Seit mehr als vier Jahren wehrt sich die Ukraine gegen eine russische Invasion, die im Februar 2022 mit dem großangelegten Einmarsch russischer Streitkräfte ihren Ausgangspunkt nahm. In den vergangenen Wochen rückte die ukrainische Hauptstadt Kiew dabei wiederholt in den Fokus besonders intensiver russischer Luftangriffe, bei denen ballistische Raketen eingesetzt wurden – Waffen, die aufgrund ihrer Geschwindigkeit und Flugbahn nur schwer abzufangen sind.
In der Nacht des jüngsten Angriffs waren Dutzende Explosionen im Zentrum der Drei-Millionen-Einwohner-Stadt zu hören, wie ein vor Ort anwesender Reporter berichtete. Ein Teil der Detonationen stammte nach Einschätzung von Beobachtern von Flugabwehrraketen, die zur Abwehr der eingehenden Geschosse eingesetzt wurden. Die ukrainische Luftwaffe gab an, dass mehr als zwei Dutzend ballistische Raketen auf Ziele in der Hauptstadt und ihrer unmittelbaren Umgebung abgefeuert worden seien.
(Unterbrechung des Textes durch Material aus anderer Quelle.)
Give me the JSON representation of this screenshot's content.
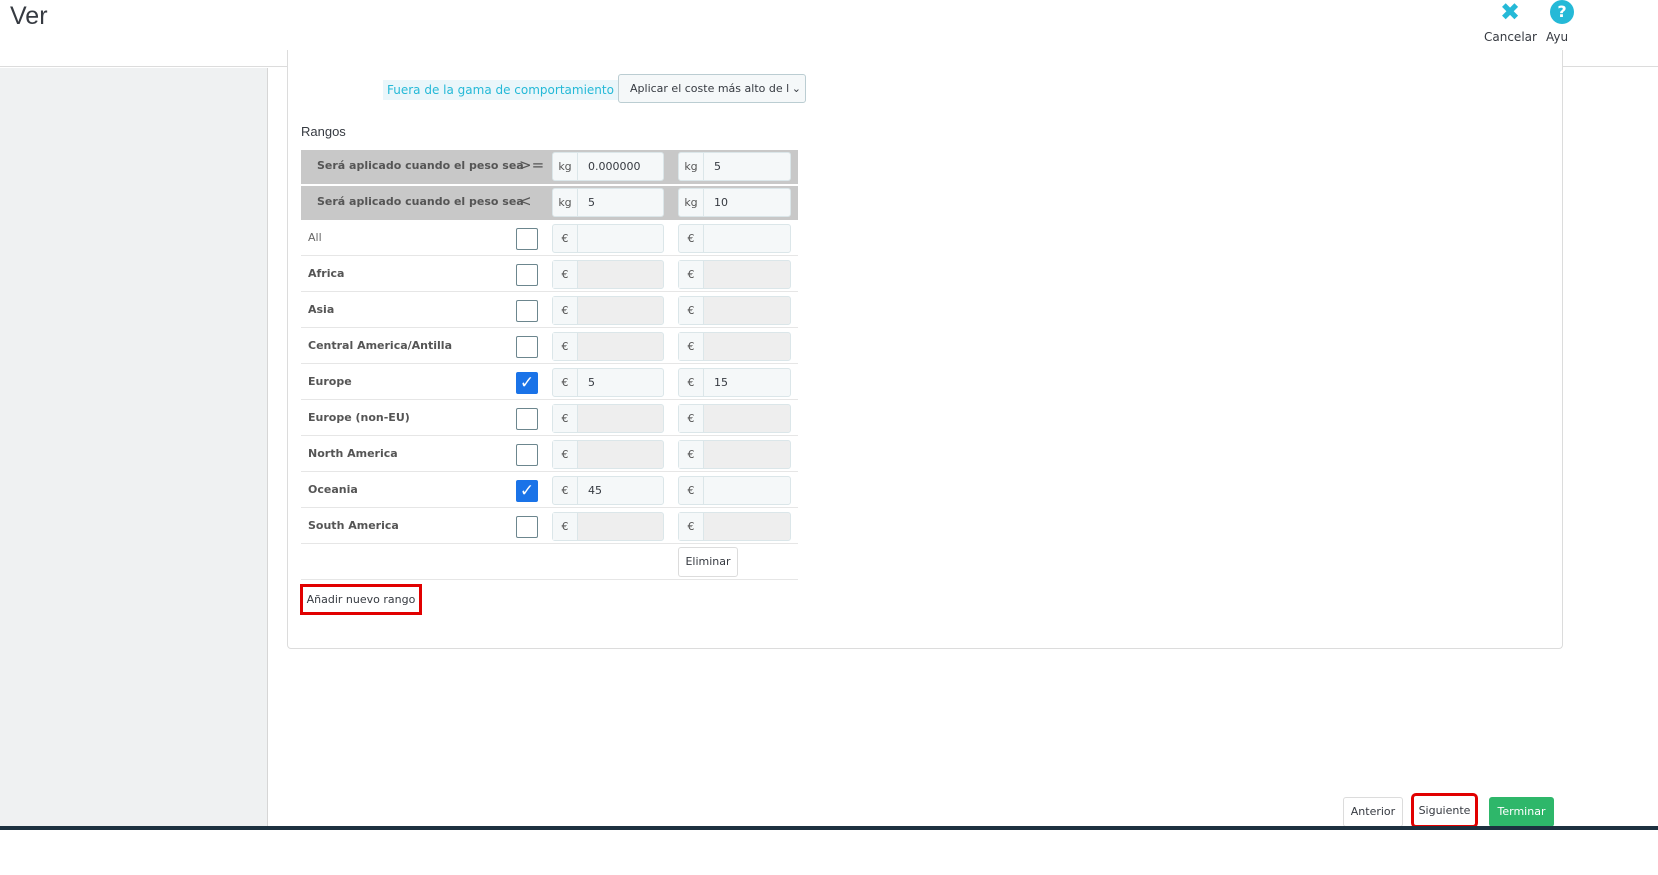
{
  "header": {
    "title": "Ver",
    "cancel_label": "Cancelar",
    "help_label": "Ayu"
  },
  "form": {
    "out_of_range_label": "Fuera de la gama de comportamiento",
    "out_of_range_value": "Aplicar el coste más alto de la",
    "ranges_title": "Rangos",
    "range_rows": [
      {
        "label": "Será aplicado cuando el peso sea",
        "operator": ">=",
        "unit": "kg",
        "from": "0.000000",
        "to": "5"
      },
      {
        "label": "Será aplicado cuando el peso sea",
        "operator": "<",
        "unit": "kg",
        "from": "5",
        "to": "10"
      }
    ],
    "currency": "€",
    "zones": [
      {
        "name": "All",
        "checked": false,
        "v1": "",
        "v2": ""
      },
      {
        "name": "Africa",
        "checked": false,
        "v1": "",
        "v2": ""
      },
      {
        "name": "Asia",
        "checked": false,
        "v1": "",
        "v2": ""
      },
      {
        "name": "Central America/Antilla",
        "checked": false,
        "v1": "",
        "v2": ""
      },
      {
        "name": "Europe",
        "checked": true,
        "v1": "5",
        "v2": "15"
      },
      {
        "name": "Europe (non-EU)",
        "checked": false,
        "v1": "",
        "v2": ""
      },
      {
        "name": "North America",
        "checked": false,
        "v1": "",
        "v2": ""
      },
      {
        "name": "Oceania",
        "checked": true,
        "v1": "45",
        "v2": ""
      },
      {
        "name": "South America",
        "checked": false,
        "v1": "",
        "v2": ""
      }
    ],
    "delete_label": "Eliminar",
    "add_range_label": "Añadir nuevo rango"
  },
  "footer": {
    "prev_label": "Anterior",
    "next_label": "Siguiente",
    "finish_label": "Terminar"
  },
  "colors": {
    "accent": "#25b9d7",
    "success": "#2eb76a",
    "highlight": "#e10000",
    "checkbox": "#1a73e8"
  }
}
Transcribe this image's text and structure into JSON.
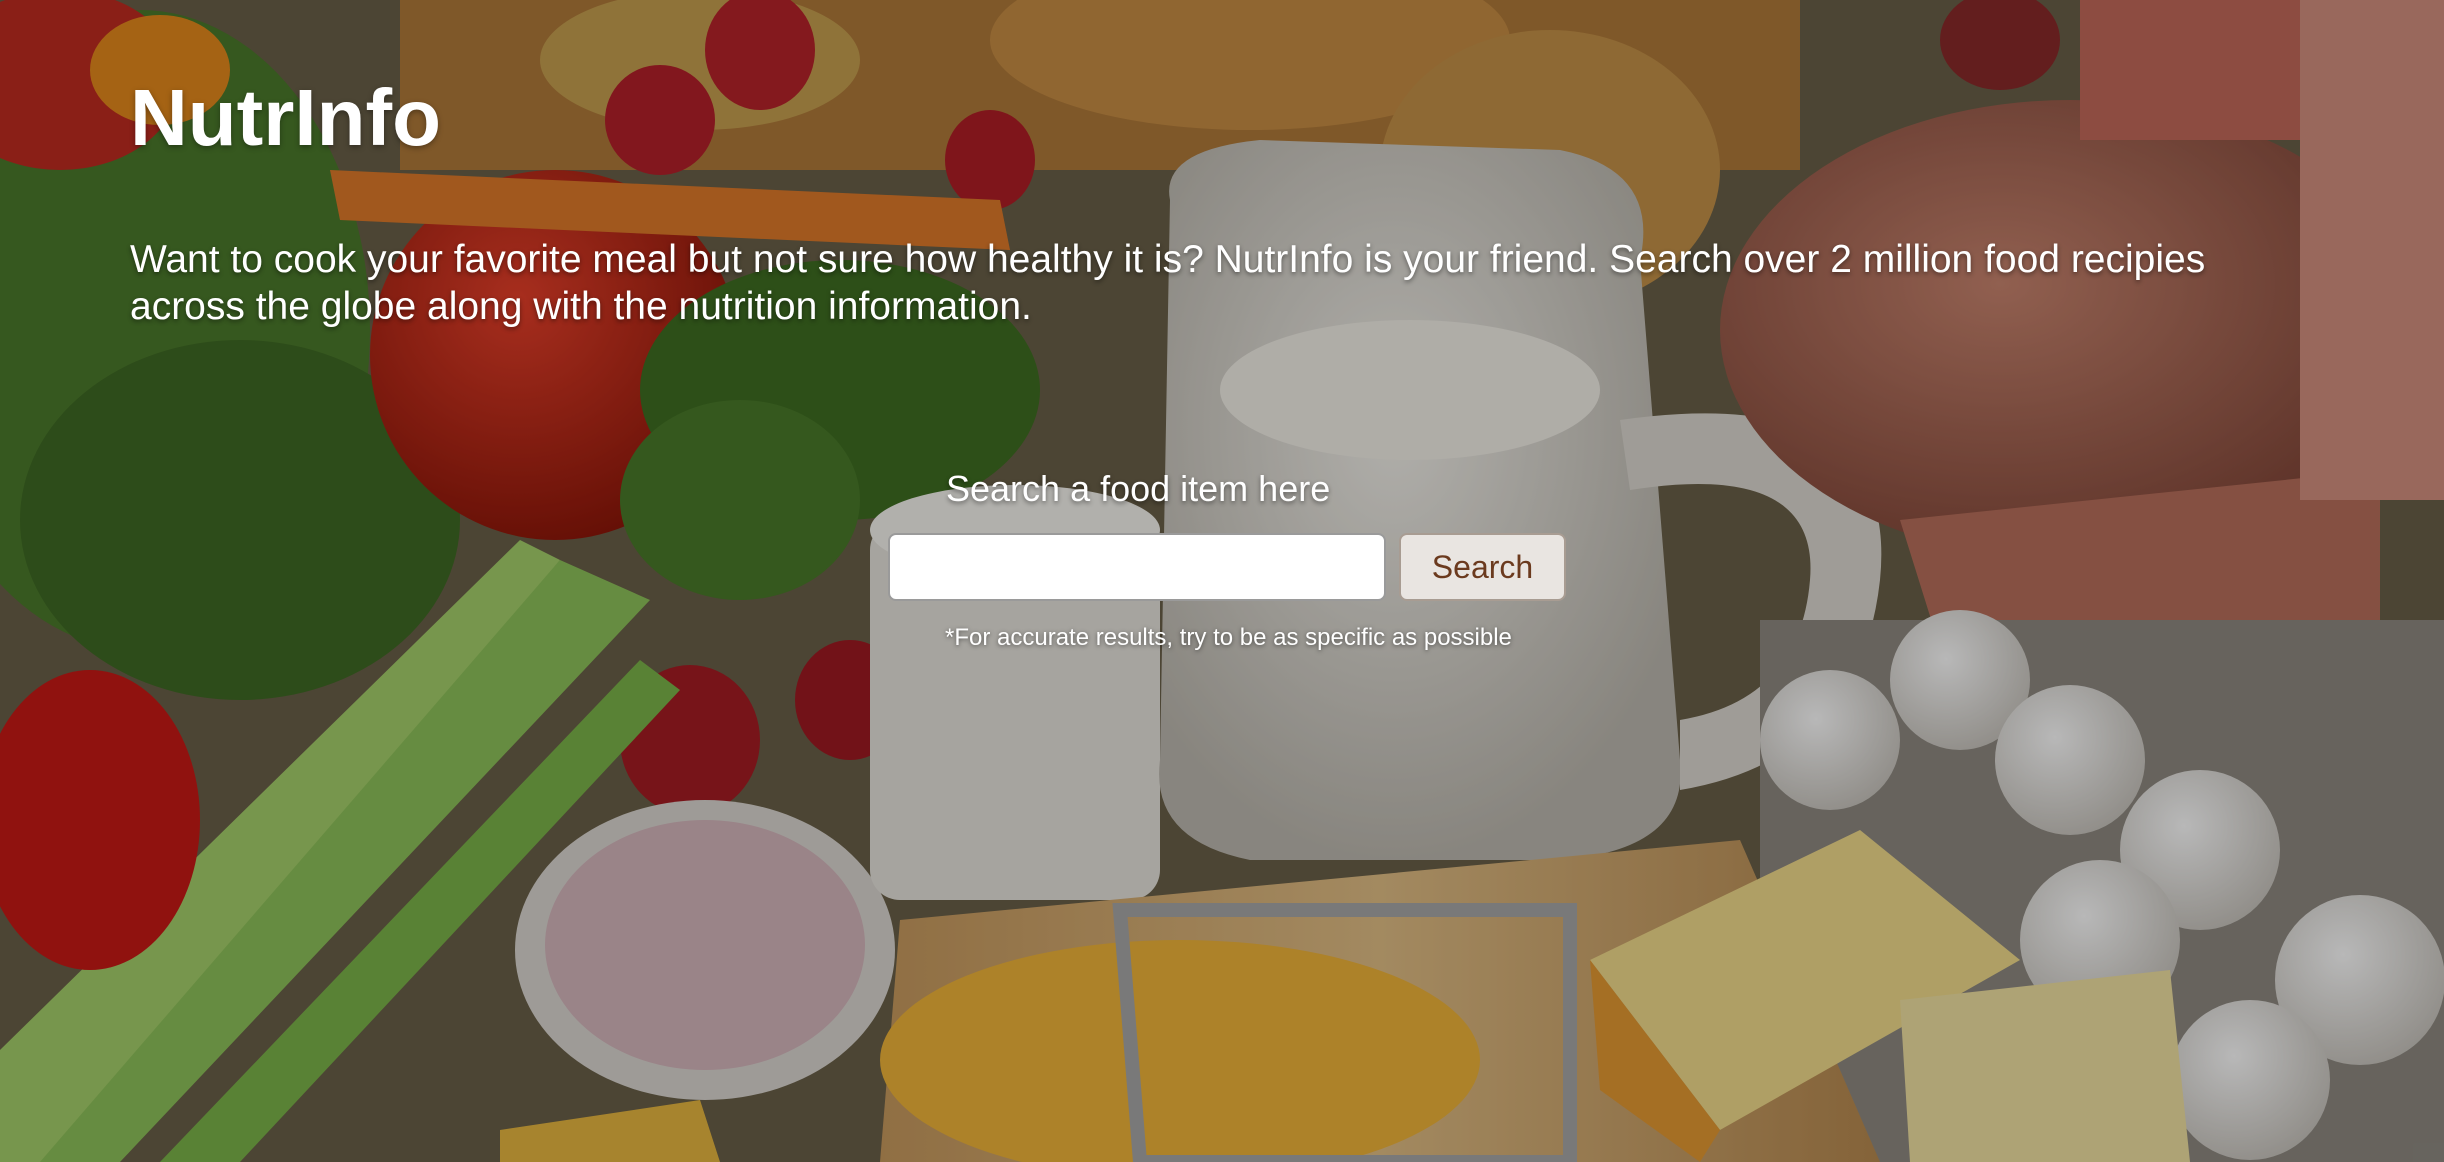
{
  "brand": {
    "title": "NutrInfo"
  },
  "hero": {
    "tagline": "Want to cook your favorite meal but not sure how healthy it is? NutrInfo is your friend. Search over 2 million food recipies across the globe along with the nutrition information."
  },
  "search": {
    "label": "Search a food item here",
    "input_value": "",
    "placeholder": "",
    "button_label": "Search",
    "hint": "*For accurate results, try to be as specific as possible"
  },
  "colors": {
    "heading_text": "#ffffff",
    "button_background": "#e9e5e1",
    "button_text": "#6b3a1e"
  }
}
Am Morgen nach dem Angriff veröffentlichte der Kiewer Zivilschutz erste Schadensmeldungen: Demnach kam mindestens ein Mensch ums Leben, 16 weitere wurden verletzt. Bürgermeister Vitali Klitschko bestätigte, dass Brände in mehreren Stadtteilen ausgebrochen seien, darunter in einem Wohnheim, einem Wohnhaus sowie einem Supermarkt. Die genaue Schadenshöhe blieb zunächst unklar.
Das russische Verteidigungsministerium veröffentlichte seinerseits eine Erklärung, in der es die angegriffenen Ziele als militärisch relevant bezeichnete. Demnach seien in Kiew ein großes Logistikzentrum der Post, das angeblich zur Lagerung von Waffenbauteilen genutzt werde, sowie mehrere Betriebe zur Produktion von Raketenkomponenten beschossen worden. Im Kiewer Gebiet sei zudem ein Zentrum zur Aufbewahrung und Verteilung von Elementen für die Herstellung weitreichender Drohnen getroffen worden. Eine unabhängige Überprüfung dieser Angaben war zum Zeitpunkt der Meldung nicht möglich.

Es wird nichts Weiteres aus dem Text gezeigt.